A última palavra foi dita com um tom sombrio, fazendo Aria arregalar os olhos em compreensão.
— Se não tem sangue nela, isso significa que um vampiro... — começou Aria, mas Blackwood a interrompeu com um gesto firme da mão.
— Senhorita Thorne, deve-se lembrar que a prática de caça de vampiros a humanos foi abolida há muitos anos. O Tratado da Luz e Sombra é bastante claro: nenhum vampiro pode capturar um humano contra sua vontade e beber seu sangue, principalmente até o ponto de morte. Não há necessidade disso, uma vez que temos o sistema de doação compulsória de sangue estabelecido mensalmente por nós, humanos. — A voz de Blackwood era robótica, quase como se estivesse recitando de memória, enquanto ele se dirigia à porta de entrada.
Aria franziu o cenho, irritada com a formalidade automatizada do oficial.
— Eu sei disso... Mas isso não significa que um sanguessuga não possa querer se divertir, quebrar o tédio de receber sangue em uma taça e querer sugar diretamente do pescoço de alguém! — Aria ralhou, vendo-o já abrindo a porta, aparentemente pronto para encerrar a conversa. A frustração a invadiu. Seria assim que tudo terminaria? Ela ainda tinha tantas perguntas sem resposta.
— Ei, Blackwood, espere aí... — chamou ela, dando um passo em direção à porta, mas foi parada quando o oficial segurou seu ombro com firmeza, empurrando-a suavemente de volta para o interior da casa.

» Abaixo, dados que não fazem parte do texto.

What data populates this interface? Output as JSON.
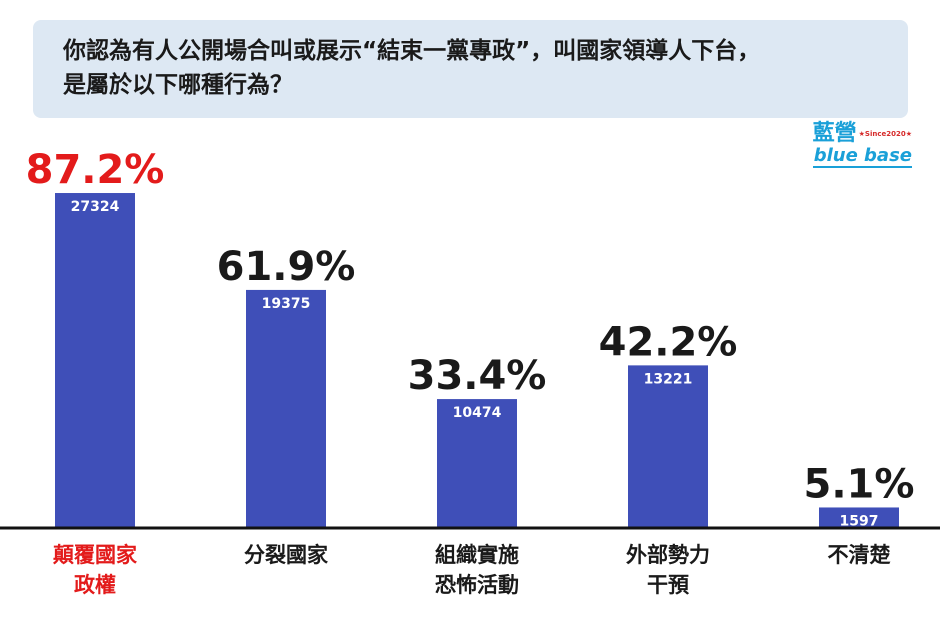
{
  "question": {
    "line1": "你認為有人公開場合叫或展示“結束一黨專政”，叫國家領導人下台，",
    "line2": "是屬於以下哪種行為？"
  },
  "logo": {
    "cn": "藍營",
    "since": "★Since2020★",
    "en": "blue base"
  },
  "colors": {
    "bar": "#3f4fb8",
    "highlight": "#e31b1b",
    "text": "#1a1a1a",
    "question_bg": "#dde8f3"
  },
  "chart_data": {
    "type": "bar",
    "title": "",
    "xlabel": "",
    "ylabel": "",
    "ylim": [
      0,
      100
    ],
    "grid": false,
    "categories": [
      [
        "顛覆國家",
        "政權"
      ],
      [
        "分裂國家"
      ],
      [
        "組織實施",
        "恐怖活動"
      ],
      [
        "外部勢力",
        "干預"
      ],
      [
        "不清楚"
      ]
    ],
    "percent_labels": [
      "87.2%",
      "61.9%",
      "33.4%",
      "42.2%",
      "5.1%"
    ],
    "values": [
      87.2,
      61.9,
      33.4,
      42.2,
      5.1
    ],
    "counts": [
      27324,
      19375,
      10474,
      13221,
      1597
    ],
    "highlight_index": 0
  }
}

— Agradeço por ter respondido honestamente às minhas perguntas, senhorita Thorne — disse ele, sem qualquer sinal de emoção na voz. — Minhas condolências pela sua amiga... Continuarei investigando. Caso se lembre de algo que possa ajudar, pode ligar para este número. — Ele tentou entregar um pedaço de papel a Aria, mas como ela ainda segurava Raptor, o gato foi mais rápido, capturando o papel com suas garras.
Aria tentou recuperar o papel enquanto falava rapidamente:
— Espere, eu ainda...
Blackwood a interrompeu novamente, a voz séria e resoluta.
— Você ainda será chamada para comparecer à sede dos Lúminis para prestar um depoimento mais detalhado. Portanto, isto não é um adeus, mas um até logo. — Ele deu um leve aceno e se afastou, caminhando em direção ao carro.
Aria ficou parada na porta, observando-o com frustração crescente. A raiva pulsava em suas veias, e por um momento, ela quase correu atrás dele para dar o soco que sentiu vontade de dar desde o primeiro momento em que o conhecera. Mas então, algo a fez congelar.
No carro, na penumbra dos vidros escurecidos, ela percebeu uma figura. Pálida, com uma presença perturbadora, os olhos vermelhos brilharam por um breve instante enquanto observavam Aria com uma intensidade desconcertante. O rosto da vampira estava em parte oculto pelas sombras, mas havia algo na postura dela — uma mistura de predatória paciência e uma confiança letal — que fez Aria sentir um calafrio percorrer sua espinha. Os olhos rubros da vampira mantinham-se fixos nela, como se a estudassem... ou a julgassem.
Blackwood lançou um último olhar para Aria, indecifrável, antes de entrar no veículo. A vampira não desviou o olhar, mantendo-se imóvel, quase como uma estátua gótica viva, até que o carro finalmente se afastou.